Title VI sets out further provisions. The parties must ensure that procuring entities conduct covered procurements by electronic means to the widest extent practicable. They must ensure that, where their procuring entities require a supplier to demonstrate prior experience, they do not require that the experience is in the party’s territory. They must ensure that, where a procuring entity uses a selective tendering procedure, the number of suppliers invited to submit a tender is sufficient to ensure genuine competition. Where a procuring entity receives a tender with an abnormally low price, it may verify with the supplier whether the price takes into account the grant of subsidies. The parties must ensure that their procuring entities can take into account environmental, labour and social considerations, provided they are indicated in the notice of intended procurement or tender documentation.
Some of the provisions of Title VI explicitly supplement GPA provisions. An example of this relates to the GPA domestic review procedures (for review of procurement decisions). Title VI seeks to ensure, for example, the independence and impartiality of the domestic review authority – and to require that it has a legally qualified member. Title VI also includes provisions aimed at protecting the position of an unsuccessful tenderer seeking to challenge a decision. For example, each Party must ensure that a procuring entity does not conclude the contract until the review authority has made a decision or recommendation with regard to interim measures, corrective action or compensation for the loss or damages suffered.

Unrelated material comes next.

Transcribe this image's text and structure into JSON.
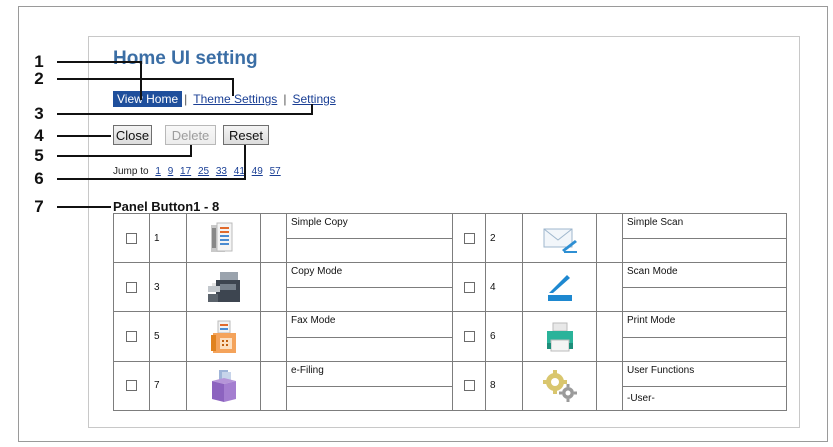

These are GPA terms which are elaborated on in Title VI: for example, interim measures can include suspension of the procurement process or contract performance.
Title VI addresses “national treatment beyond covered procurement”. It provides a “national treatment obligation”: a measure of a party shall not result for suppliers of the other party in treatment less favourable than that party accords to its own like suppliers. (This is subject to some exceptions in Annex PPROC-1.) This protection may prove of interest when it comes, for example, to procurements the value of which fall below GPA thresholds.
Interested observers will wish to keep an eye on how application of the international obligations outlined in the Agreement will interact with the proposals for reform of the UK’s procurement system outlined in its recent Green Paper along with the other recent legal and policy developments explained in our previous briefing.